Exercice 11. Trouver tous les nombres entiers $z \in \mathbb{Z}$ tels que
$$
2^{z}+2=r^{2}
$$
où $r \in \mathbb{Q}$ est un nombre rationnel.
Un nombre rationnel est un nombre qui s'écrit sous la forme $\frac{\mathrm{a}}{\mathrm{b}}$ avec $\mathrm{a}, \mathrm{b}$ des entiers et $\mathrm{b} \neq 0$.
Solution de l'exercice 11 Notons que si $(z, r)$ est un couple solution, $(z,-r)$ est également un couple solution. On peut donc supposer pour la suite que $r \geqslant 0$. Etant donné que $2^{z}+z>0$, on a même $r>0$. On pose $r=\frac{a}{b}$, avec $a$ et $b$ des entiers strictement positifs et premiers entre eux.
Si $z \geqslant 0$, alors $2^{z}+2$ est entier donc r est entier et $\mathrm{b}=1$. On doit désormais résoudre l'équation $2^{z}+2=a^{2}$ dans les entiers positifs. Si $z \geqslant 2$, alors l'équation vue modulo 4 donne $a^{2} \equiv 2 \bmod 4$ ce qui n'a pas de solution puisqu'un carré est toujours congru à 0 ou à 1 modulo 4 . On déduit que $z=0$ ou $z=1$. Dans le premier cas, on obtient $3=\mathfrak{a}^{2}$ qui n'admet pas de solution entière. Dans le deuxième cas on trouve $4=a^{2}$ soit $a=2$. Réciproquement, les couples $(1,-2)$ et $(1,2)$ satisfont bien l'équation.
$\mathrm{Si} z<0$, alors on pose $z^{\prime}=-z$, avec $z^{\prime}>0$. L'équation dévient $\frac{1}{2^{z^{\prime}}}+2=\frac{a^{2}}{b^{2}}$. En supprimant les dénominateurs on obtient
$$
b^{2}\left(1+2^{z^{\prime}+1}\right)=a^{2} \cdot 2^{z^{\prime}}
$$
Puisque $1+2^{z^{\prime}+1}$ est premier avec $2^{z^{\prime}}$, par le lemme de Gauss on obtient que $2^{z^{\prime}+1}+1$ divise $a^{2}$. Comme $a$ et $b$ sont premiers entre eux, par le lemme de Gauss on obtient aussi que $a^{2}$ divise $1+2^{z^{\prime}+1}$. On déduit que $a^{2}=2^{z^{\prime}+1}+1$, que l'on réécrit $2^{z^{\prime}+1}=(a-1)(a+1)$. On déduit que $a+1$ et $a-1$ sont tous les deux des puissances de 2 dont la différence vaut 2 . On déduit donc que $a+1=4$ et $a-1=2$ soit $\mathrm{a}=3$ et $z^{\prime}=2$. Ainsi $\mathrm{b}=2$. Réciproquement, les couples $\left(-2,-\frac{3}{2}\right)$ et $\left(-2, \frac{3}{2}\right)$ sont bien solutions de l'équation. Les solutions sont donc $\left\{\left(-2,-\frac{3}{2}\right),\left(-2, \frac{3}{2}\right),(1,-2),(1,2)\right\}$.

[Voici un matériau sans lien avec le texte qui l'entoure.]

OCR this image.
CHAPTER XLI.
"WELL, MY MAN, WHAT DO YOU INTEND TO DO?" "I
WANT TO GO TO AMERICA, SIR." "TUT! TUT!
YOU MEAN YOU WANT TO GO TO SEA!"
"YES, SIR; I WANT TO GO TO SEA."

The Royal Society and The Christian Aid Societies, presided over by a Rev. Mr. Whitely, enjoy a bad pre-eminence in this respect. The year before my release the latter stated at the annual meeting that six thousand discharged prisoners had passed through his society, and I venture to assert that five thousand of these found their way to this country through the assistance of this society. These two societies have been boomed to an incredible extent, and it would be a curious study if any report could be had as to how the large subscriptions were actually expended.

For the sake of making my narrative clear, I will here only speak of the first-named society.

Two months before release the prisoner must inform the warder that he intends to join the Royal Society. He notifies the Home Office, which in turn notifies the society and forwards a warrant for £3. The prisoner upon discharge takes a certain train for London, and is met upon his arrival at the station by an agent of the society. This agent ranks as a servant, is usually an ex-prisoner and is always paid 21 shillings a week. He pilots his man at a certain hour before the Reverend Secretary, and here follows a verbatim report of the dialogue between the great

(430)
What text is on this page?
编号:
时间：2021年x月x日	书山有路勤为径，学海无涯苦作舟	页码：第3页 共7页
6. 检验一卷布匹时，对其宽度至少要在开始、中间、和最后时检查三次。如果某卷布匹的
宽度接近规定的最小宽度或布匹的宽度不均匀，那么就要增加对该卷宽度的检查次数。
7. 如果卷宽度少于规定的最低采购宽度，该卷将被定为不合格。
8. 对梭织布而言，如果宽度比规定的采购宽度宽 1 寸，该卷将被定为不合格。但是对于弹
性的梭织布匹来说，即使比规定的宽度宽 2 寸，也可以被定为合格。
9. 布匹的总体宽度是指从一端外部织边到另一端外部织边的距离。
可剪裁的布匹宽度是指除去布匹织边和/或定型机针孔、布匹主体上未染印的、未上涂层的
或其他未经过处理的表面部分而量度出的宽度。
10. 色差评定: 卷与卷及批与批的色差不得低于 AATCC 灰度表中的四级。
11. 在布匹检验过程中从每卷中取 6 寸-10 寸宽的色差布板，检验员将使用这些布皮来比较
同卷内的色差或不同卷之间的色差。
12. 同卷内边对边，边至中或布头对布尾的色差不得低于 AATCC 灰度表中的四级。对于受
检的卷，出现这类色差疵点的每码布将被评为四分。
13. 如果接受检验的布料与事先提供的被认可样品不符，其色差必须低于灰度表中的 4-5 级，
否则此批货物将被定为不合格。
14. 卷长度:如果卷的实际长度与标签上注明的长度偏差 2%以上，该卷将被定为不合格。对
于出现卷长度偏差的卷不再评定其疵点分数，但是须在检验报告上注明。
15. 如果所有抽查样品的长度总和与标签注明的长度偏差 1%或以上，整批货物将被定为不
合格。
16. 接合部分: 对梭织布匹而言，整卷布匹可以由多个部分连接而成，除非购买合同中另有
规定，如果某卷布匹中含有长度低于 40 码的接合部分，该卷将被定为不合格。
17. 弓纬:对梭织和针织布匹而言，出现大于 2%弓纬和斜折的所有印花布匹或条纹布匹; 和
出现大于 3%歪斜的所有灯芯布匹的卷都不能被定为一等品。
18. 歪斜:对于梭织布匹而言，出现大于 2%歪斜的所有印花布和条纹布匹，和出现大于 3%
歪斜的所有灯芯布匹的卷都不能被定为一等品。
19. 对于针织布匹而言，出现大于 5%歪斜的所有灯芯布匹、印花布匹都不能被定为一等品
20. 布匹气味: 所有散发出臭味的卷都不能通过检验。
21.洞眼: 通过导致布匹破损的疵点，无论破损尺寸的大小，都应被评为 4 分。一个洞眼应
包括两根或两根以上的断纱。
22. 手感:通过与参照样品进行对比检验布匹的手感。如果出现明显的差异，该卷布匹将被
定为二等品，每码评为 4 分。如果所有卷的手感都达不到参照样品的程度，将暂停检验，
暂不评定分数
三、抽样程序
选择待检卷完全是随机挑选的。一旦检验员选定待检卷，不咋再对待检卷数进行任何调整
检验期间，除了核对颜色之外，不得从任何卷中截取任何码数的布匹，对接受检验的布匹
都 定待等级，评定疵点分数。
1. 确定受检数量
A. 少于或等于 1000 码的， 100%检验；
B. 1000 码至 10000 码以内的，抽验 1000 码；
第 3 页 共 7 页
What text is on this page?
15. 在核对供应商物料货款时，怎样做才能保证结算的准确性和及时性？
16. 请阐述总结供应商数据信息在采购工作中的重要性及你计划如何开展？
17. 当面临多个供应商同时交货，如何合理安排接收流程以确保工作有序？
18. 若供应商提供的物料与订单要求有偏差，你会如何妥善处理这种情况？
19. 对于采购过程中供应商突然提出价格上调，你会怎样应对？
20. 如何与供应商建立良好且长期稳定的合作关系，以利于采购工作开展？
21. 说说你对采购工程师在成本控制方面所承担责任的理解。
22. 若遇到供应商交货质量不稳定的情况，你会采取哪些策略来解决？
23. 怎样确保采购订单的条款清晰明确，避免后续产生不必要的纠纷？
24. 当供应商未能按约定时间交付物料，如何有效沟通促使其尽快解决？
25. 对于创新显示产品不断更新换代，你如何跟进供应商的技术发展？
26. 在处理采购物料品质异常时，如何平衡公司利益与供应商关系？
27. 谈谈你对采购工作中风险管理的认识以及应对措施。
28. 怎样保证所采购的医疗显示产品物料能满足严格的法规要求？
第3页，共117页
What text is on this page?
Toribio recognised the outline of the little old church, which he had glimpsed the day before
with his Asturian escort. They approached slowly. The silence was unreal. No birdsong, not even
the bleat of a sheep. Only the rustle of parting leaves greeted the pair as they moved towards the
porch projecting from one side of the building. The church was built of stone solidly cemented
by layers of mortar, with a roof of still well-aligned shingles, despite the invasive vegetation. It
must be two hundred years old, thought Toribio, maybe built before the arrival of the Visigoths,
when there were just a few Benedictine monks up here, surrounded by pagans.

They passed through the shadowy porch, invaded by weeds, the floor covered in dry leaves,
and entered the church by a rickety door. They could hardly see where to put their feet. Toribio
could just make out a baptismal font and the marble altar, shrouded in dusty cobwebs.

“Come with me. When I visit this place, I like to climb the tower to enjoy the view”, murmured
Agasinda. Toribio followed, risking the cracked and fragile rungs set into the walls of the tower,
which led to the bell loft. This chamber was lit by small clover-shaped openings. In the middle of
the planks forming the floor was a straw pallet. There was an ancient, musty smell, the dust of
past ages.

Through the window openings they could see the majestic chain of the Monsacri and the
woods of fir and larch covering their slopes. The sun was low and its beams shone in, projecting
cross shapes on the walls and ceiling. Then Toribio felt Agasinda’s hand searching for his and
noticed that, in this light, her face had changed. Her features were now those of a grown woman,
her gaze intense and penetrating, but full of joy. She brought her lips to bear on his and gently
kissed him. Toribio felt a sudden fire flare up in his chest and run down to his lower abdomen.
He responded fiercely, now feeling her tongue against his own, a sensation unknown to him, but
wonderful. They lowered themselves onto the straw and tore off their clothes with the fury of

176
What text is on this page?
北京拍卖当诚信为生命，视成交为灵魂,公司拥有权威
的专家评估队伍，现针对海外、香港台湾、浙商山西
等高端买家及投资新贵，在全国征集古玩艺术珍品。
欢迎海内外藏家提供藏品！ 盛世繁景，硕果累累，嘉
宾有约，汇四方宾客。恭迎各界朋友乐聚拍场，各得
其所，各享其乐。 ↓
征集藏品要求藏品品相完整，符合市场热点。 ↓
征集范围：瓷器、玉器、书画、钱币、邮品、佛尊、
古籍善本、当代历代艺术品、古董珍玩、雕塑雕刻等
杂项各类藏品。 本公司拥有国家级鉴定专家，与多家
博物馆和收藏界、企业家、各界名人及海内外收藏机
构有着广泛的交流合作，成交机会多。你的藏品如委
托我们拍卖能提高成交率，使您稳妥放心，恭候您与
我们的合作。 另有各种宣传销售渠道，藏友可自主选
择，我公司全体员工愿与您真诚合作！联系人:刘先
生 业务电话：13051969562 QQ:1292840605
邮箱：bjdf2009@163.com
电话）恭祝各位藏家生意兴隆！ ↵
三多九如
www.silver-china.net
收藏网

Commentaire des correcteurs
Un tiers des élèves a écrit que $x^{2}=4$ implique que $x=2$ et oublie donc la solution $x=-2$. Quelques élèves n'ont pas vu que l'on se plaçait dans $\mathbb{Z}$ et $\mathbb{Q}$ et ont juste regardé l'équation sur les entiers positifs. Mis à part cela, l'exercice est assez bien réussi.
Exercice 12. Déterminer tous les triplets d'entiers $(\mathfrak{a}, \mathfrak{b}, \mathfrak{n}$ ) strictement positifs vérifiant:
$$
a!+b!=2^{n}
$$
Solution de l'exercice 12 Les factorielles ayant beaucoup de facteurs impairs en commun, on se dit directement qu'obtenir une puissance de 2 va être très contraignant.
Supposons que $\mathrm{a}, \mathrm{b} \geqslant 3,3$ divise donc la somme des factorielles et donc $2^{\mathrm{n}}$ : $\mathbf{c}^{\text {'est absurde. }}$ C'est à dire que l'un des deux est dans $\{1,2\}$. Par symétrie, on ne traite que deux cas :
1. $a=1$ : encore deux petits cas de figure :
$-\mathrm{b}=1: \mathrm{n}=1$
$-\mathrm{b} \geqslant 2$ : les deux membres n'ont pas la même parité, c 'est impossible
2. $a=2: b \geqslant 2$ (comme vu au-dessus), quelques cas :
$-\mathrm{b}=2,3: \mathbf{n}=2,3$
$-\mathrm{b} \geqslant 4$ : il y a un problème modulo 4 , impossible
D'où : les seules solutions sont dans $\{(1,1,1),(2,2,2),(2,3,3),(3,2,3)\}$.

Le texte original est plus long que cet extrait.